Мне так хотелось поговорить с кем-то…


– В звёздных мирах наши души летают – это я о нас, о поэтах, – сказала я звёздочкам.

– Молодец! Иди к нам! – ответили звёзды переливающимся светом.

Или мне показалось. Я опустила окно. Нет, не показалось, они приглашали меня к себе.

– А как же «Сады поэзии святой»? Этот рай для поэтов?

– Ну, подружка! Тут выбирай: или рай, или к нам взлетай.

Я растерялась:

– А можно я сначала к нему?

– А к нам когда?

– Не знаю.

Звёзды рассмеялись лучиками. Все. И я с ними.

– Какие же вы, земные женщины! Непременно сначала к нему!

– Я ещё не женщина. Я не знаю, как быть женщиной.

– Быть женщиной прекрасно. Станешь – расскажешь.

– Обязательно. Но как?

– Стихами. Лучше поэзией. Только не нуди и не страдай. Не раздирай в кровь женское. Поэтки горазды на это. Даже неплохие. Хлебом не корми, дай повыть, страдая. Поэтому их мало среди поэзии. Поэзия – мужское дело.

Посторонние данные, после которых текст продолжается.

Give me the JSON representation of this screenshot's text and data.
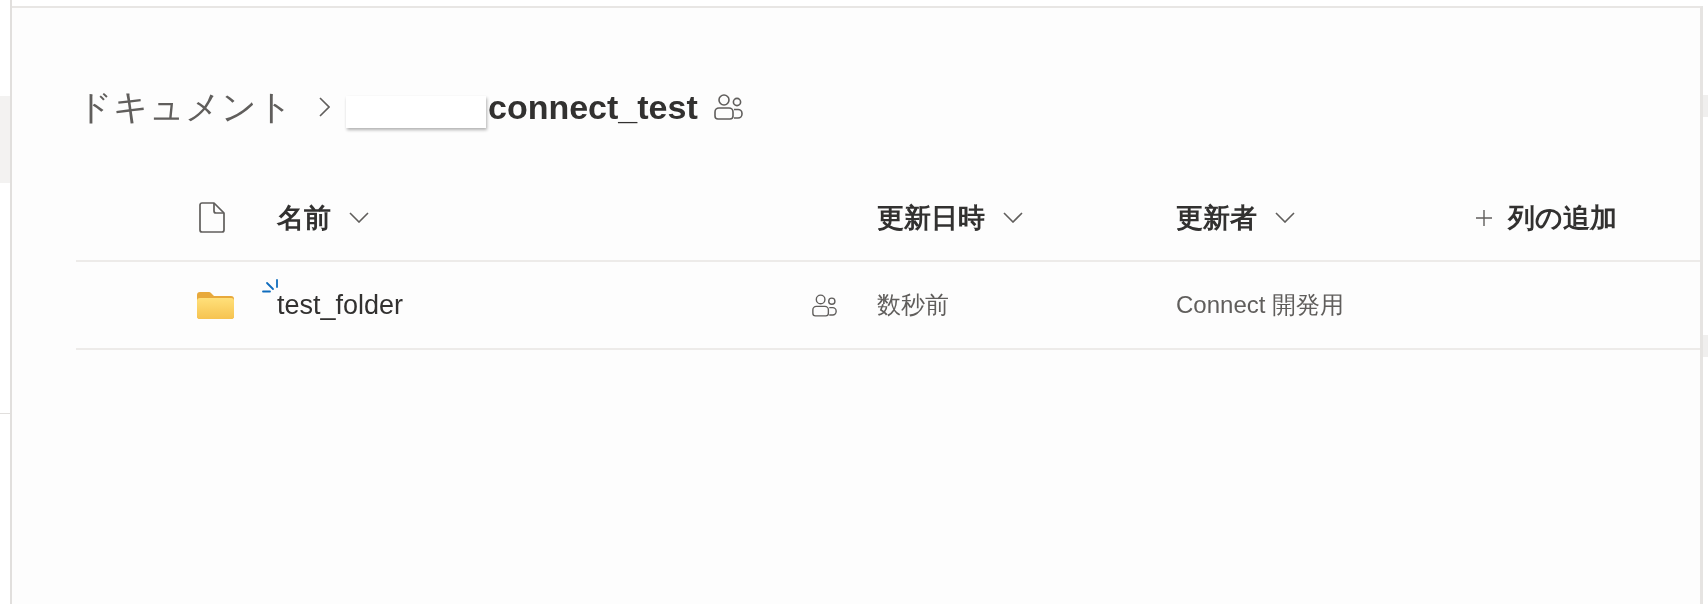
{
  "breadcrumb": {
    "items": [
      {
        "label": "ドキュメント",
        "current": false
      },
      {
        "label": "connect_test",
        "current": true,
        "redacted": true,
        "shared": true
      }
    ]
  },
  "table": {
    "columns": [
      {
        "kind": "type"
      },
      {
        "kind": "sort",
        "label": "名前"
      },
      {
        "kind": "sort",
        "label": "更新日時"
      },
      {
        "kind": "sort",
        "label": "更新者"
      },
      {
        "kind": "add",
        "label": "列の追加"
      }
    ],
    "rows": [
      {
        "kind": "folder",
        "name": "test_folder",
        "new": true,
        "shared": true,
        "modified": "数秒前",
        "modified_by": "Connect 開発用"
      }
    ]
  }
}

– А тогда почему поэзия – ОНА?


Даже звёзды не могли ответить, почему поэзия – ОНА, если это мужское занятие!

– Может, потому, что мы тонко чувствуем. Ощущаем более эмоционально.

– Как знать. Вот если б вам поменьше страдать… Страдания – не поэзия.

– И о чём тогда писать?

– О том, что люди не замечают, плохо чувствуют. О тонких мирах. И так, чтобы и читающий чувствовал то же самое. О мимолетностях. «Звезда с звездою говорит». Только поэты понимают язык звёзд.

Я начала волноваться и говорить всё громче. Прибежала проводница:

– Девушка, у вас всё в порядке?

– Да.

– А… а… а! Я думала, пристаёт кто. Всякое бывает в наших поездах.

– Всё хорошо. Это я с подружками разговаривала, со звёздами.

– Ну да… да, но… Я-то подумала… Спокойной ночи. И окно не забудьте закрыть, когда разговаривать закончите.

Подружки залились в вышине ярким смехом. А проводница скорее-скорее в своё купе и закрылась на ключ. Даже чаю не предложила.

– Ты мысленно говори с нами. А то не добраться тебе до Садов. В другие попадёшь. Оденут в халат «от кутюр» с длинными рукавами, которые на спине завяжут.

– А что я такого делаю?

– То, что у тебя того не того. Так проводница подумала. И справедливо. Вот сама посуди: нормальные люди могут говорить со звёздами?!

– Я нормальный поэт. Мы умеем говорить со звёздами. Фантазировать. И в чём я виновата?

– В том, что говоришь с тем, с кем говорить невозможно. Говорящих нас нет.

– А для меня есть. И ваши души чистые, светлые, как поэзия, как поэты.

И правда, какое чистое, прекрасное сияние! А исходит от ада внутри звёзд. От неба, лугов, трав и цветов неслась душа туда, где шум и суета. Но и туда, где поэзия была. На Олимп.


И в непонятном, прекрасном городе в метро с его грохотом, молнией, прилипшими телами, духотой.

– Вы выходите?

– Да.

И туда, где на самом верху ждёт звезда, что светила всегда!


– Я вас такой, только такой и представлял! – воскликнуло светило.

– Какой? – пролепетала я.

– Сияющей. Вам непременно надо взять псевдоним. Непременно! Вы сияете. Вот такой должна быть настоящая поэзия. Сиять! – И он выключил свет. – Вы осветили мою монашескую келью.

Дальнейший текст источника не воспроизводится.